Studio album by Olly and Juli
- Released: 10 February 2023
- Genre: Pop
- Length: 48:02
- Label: Epic
- Producer: Juli

Olly and Juli chronology
|  | Gira, il mondo gira (2023) | Tutta vita (2024) |

Singles from Gira, il mondo gira
- "Polvere" Released: 8 February 2023; "La notte vola (RMX)" Released: 16 March 2023; "Tutto con te" Released: 9 June 2023;

= Gira, il mondo gira =

Gira, il mondo gira is the debut studio album by Italian singer-songwriter Olly and Italian record producer Juli, released on 10 February 2023 through Epic Records.

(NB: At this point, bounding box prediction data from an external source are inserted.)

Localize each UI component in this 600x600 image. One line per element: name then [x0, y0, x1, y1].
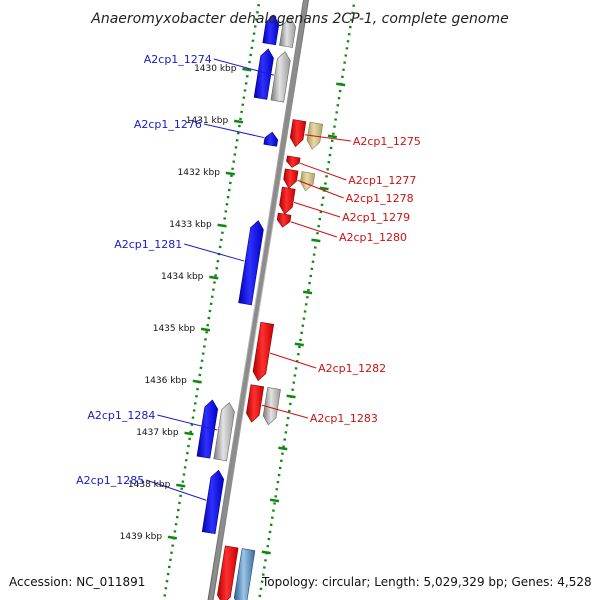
- gene-arrow[interactable]: [217, 545, 239, 600]
- gene-label[interactable]: A2cp1_1285: [76, 474, 144, 487]
- tick-mark: [192, 379, 202, 384]
- tick-mark: [269, 498, 280, 503]
- tick-mark: [294, 342, 304, 347]
- gene-leader-line: [269, 352, 317, 369]
- tick-label: 1432 kbp: [178, 168, 221, 178]
- tick-mark: [225, 171, 235, 176]
- gene-leader-line: [184, 243, 245, 262]
- gene-label[interactable]: A2cp1_1276: [134, 118, 202, 131]
- gene-label[interactable]: A2cp1_1278: [346, 192, 414, 205]
- gene-leader-line: [203, 123, 264, 139]
- tick-label: 1434 kbp: [161, 272, 204, 282]
- gene-label[interactable]: A2cp1_1274: [144, 53, 212, 66]
- tick-mark: [327, 134, 338, 139]
- genome-backbone-core: [208, 0, 309, 600]
- gene-arrow[interactable]: [233, 548, 256, 600]
- gene-arrow[interactable]: [253, 48, 274, 100]
- gene-arrow-a2cp1-1285[interactable]: [201, 469, 225, 535]
- gene-label[interactable]: A2cp1_1279: [342, 211, 410, 224]
- tick-mark: [302, 290, 313, 295]
- tick-label: 1435 kbp: [153, 324, 196, 334]
- tick-label: 1433 kbp: [169, 220, 212, 230]
- gene-arrow[interactable]: [279, 17, 297, 48]
- topology-text: Topology: circular; Length: 5,029,329 bp…: [261, 575, 592, 589]
- gene-arrow-a2cp1-1276[interactable]: [263, 131, 279, 147]
- tick-mark: [242, 67, 252, 72]
- tick-label: 1436 kbp: [144, 376, 187, 386]
- tick-mark: [286, 394, 296, 399]
- tick-mark: [278, 446, 288, 451]
- gene-leader-line: [300, 162, 347, 181]
- tick-mark: [167, 535, 178, 540]
- tick-mark: [311, 238, 321, 243]
- tick-mark: [319, 186, 329, 191]
- gene-arrow[interactable]: [262, 14, 280, 46]
- tick-mark: [176, 483, 186, 488]
- gene-label[interactable]: A2cp1_1277: [348, 174, 416, 187]
- tick-label: 1430 kbp: [194, 64, 237, 74]
- tick-layer: [162, 0, 356, 600]
- gene-arrow[interactable]: [196, 399, 219, 459]
- leader-layer: [146, 58, 351, 501]
- label-layer: 1430 kbp 1431 kbp 1432 kbp 1433 kbp 1434 kbp…: [76, 53, 421, 542]
- gene-label[interactable]: A2cp1_1283: [310, 412, 378, 425]
- gene-label[interactable]: A2cp1_1284: [87, 409, 155, 422]
- gene-leader-line: [146, 479, 207, 501]
- gene-arrow-a2cp1-1281[interactable]: [238, 220, 264, 306]
- gene-arrow-a2cp1-1282[interactable]: [252, 321, 275, 382]
- gene-leader-line: [261, 404, 308, 419]
- tick-label: 1439 kbp: [120, 532, 163, 542]
- gene-leader-line: [290, 221, 338, 238]
- gene-arrow-a2cp1-1283[interactable]: [246, 384, 265, 423]
- tick-mark: [200, 327, 211, 332]
- tick-track-left: [162, 0, 261, 600]
- gene-arrow-a2cp1-1280[interactable]: [276, 212, 292, 228]
- gene-arrow-a2cp1-1284[interactable]: [213, 402, 235, 462]
- tick-label: 1431 kbp: [186, 116, 229, 126]
- gene-arrow-a2cp1-1275[interactable]: [289, 119, 307, 148]
- tick-mark: [184, 431, 194, 436]
- gene-arrow-a2cp1-1277[interactable]: [286, 155, 301, 168]
- tick-label: 1437 kbp: [136, 428, 179, 438]
- gene-leader-line: [293, 201, 341, 218]
- tick-mark: [261, 550, 271, 555]
- gene-arrow-a2cp1-1274[interactable]: [270, 51, 291, 103]
- tick-track-right: [257, 0, 356, 600]
- backbone-layer: [207, 0, 310, 600]
- tick-mark: [233, 119, 244, 124]
- gene-arrow[interactable]: [300, 171, 316, 192]
- accession-text: Accession: NC_011891: [9, 575, 145, 589]
- gene-label[interactable]: A2cp1_1281: [114, 238, 182, 251]
- gene-leader-line: [297, 179, 344, 199]
- gene-label[interactable]: A2cp1_1282: [318, 362, 386, 375]
- map-title: Anaeromyxobacter dehalogenans 2CP-1, com…: [90, 11, 508, 27]
- tick-mark: [217, 223, 227, 228]
- tick-mark: [209, 275, 219, 280]
- gene-leader-line: [213, 58, 274, 76]
- gene-leader-line: [157, 414, 218, 431]
- gene-label[interactable]: A2cp1_1275: [353, 135, 421, 148]
- tick-label: 1438 kbp: [128, 480, 171, 490]
- gene-leader-line: [304, 134, 351, 142]
- gene-arrow-a2cp1-1278[interactable]: [283, 168, 299, 189]
- gene-label[interactable]: A2cp1_1280: [339, 231, 407, 244]
- gene-arrow-a2cp1-1279[interactable]: [279, 186, 296, 215]
- tick-mark: [336, 82, 346, 87]
- gene-arrow[interactable]: [262, 387, 281, 426]
- gene-layer: [196, 14, 324, 600]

The album included the song "Polvere", which competed in the Sanremo Music Festival 2023. Gira, il mondo gira peaked at number 13 on the Italian Albums Chart and was certified double platinum by the Federazione Industria Musicale Italiana.

== Track listing ==

Gira, il mondo gira track listing
| No. | Title | Writer(s) | Producer(s) | Length |
|---|---|---|---|---|
| 1. | "Una vita" | Federico Olivieri; Julien Boverod; | Juli | 2:45 |
| 2. | "L'anima balla" | Olivieri; Boverod; | Juli | 2:36 |
| 3. | "Ho un amico" | Olivieri; Boverod; Pierfrancesco Pasini; | Juli | 2:48 |
| 4. | "Polvere" | Olivieri; Emanuele Lovito; Boverod; | Juli | 2:46 |
| 5. | "Meno male che c'è il mare" | Olivieri; Boverod; | Juli | 2:53 |
| 6. | "Un'altra volta" | Olivieri; Boverod; | Juli | 2:05 |
| 7. | "L'amore va" | Olivieri; Boverod; Luca Faraone; | Juli | 2:30 |
| 8. | "Tutto male" | Olivieri; Boverod; | Juli | 3:24 |
| 9. | "Bianca" | Olivieri; Boverod; | Juli | 2:36 |
| 10. | "Fammi morire" | Olivieri; Boverod; | Juli | 2:08 |
| 11. | "Canto alla luna" | Olivieri; Boverod; | Juli | 2:47 |
| 12. | "Tutto con te" | Olivieri; Boverod; | Juli | 2:38 |
| 13. | "La notte vola (RMX)" (with Lorella Cuccarini) | Silvio Capitta; Marco Salvati; Giuseppe Vessicchio; Olivieri; Boverod; | Juli | 2:22 |
| 14. | "Polvere (live)" | Olivieri; Lovito; Boverod; | Juli | 3:13 |
| 15. | "Bianca (live)" | Olivieri; Boverod; | Juli | 2:32 |
| 16. | "L'anima balla (live)" | Olivieri; Boverod; | Juli | 3:34 |
| 17. | "Meno male che c'è il mare (live)" | Olivieri; Boverod; | Juli | 4:25 |

== Charts ==
=== Weekly charts ===

| Chart (2023) | Peak position |
|---|---|
| Italian Albums (FIMI) | 13 |

===Year-end charts===

| Chart | Year | Position |
|---|---|---|
| Italian Albums (FIMI) | 2023 | 86 |

== Certifications ==

| Region | Certification | Certified units/sales |
| Italy (FIMI) | 2× Platinum | 100,000^{‡} |
^{‡} Sales+streaming figures based on certification alone.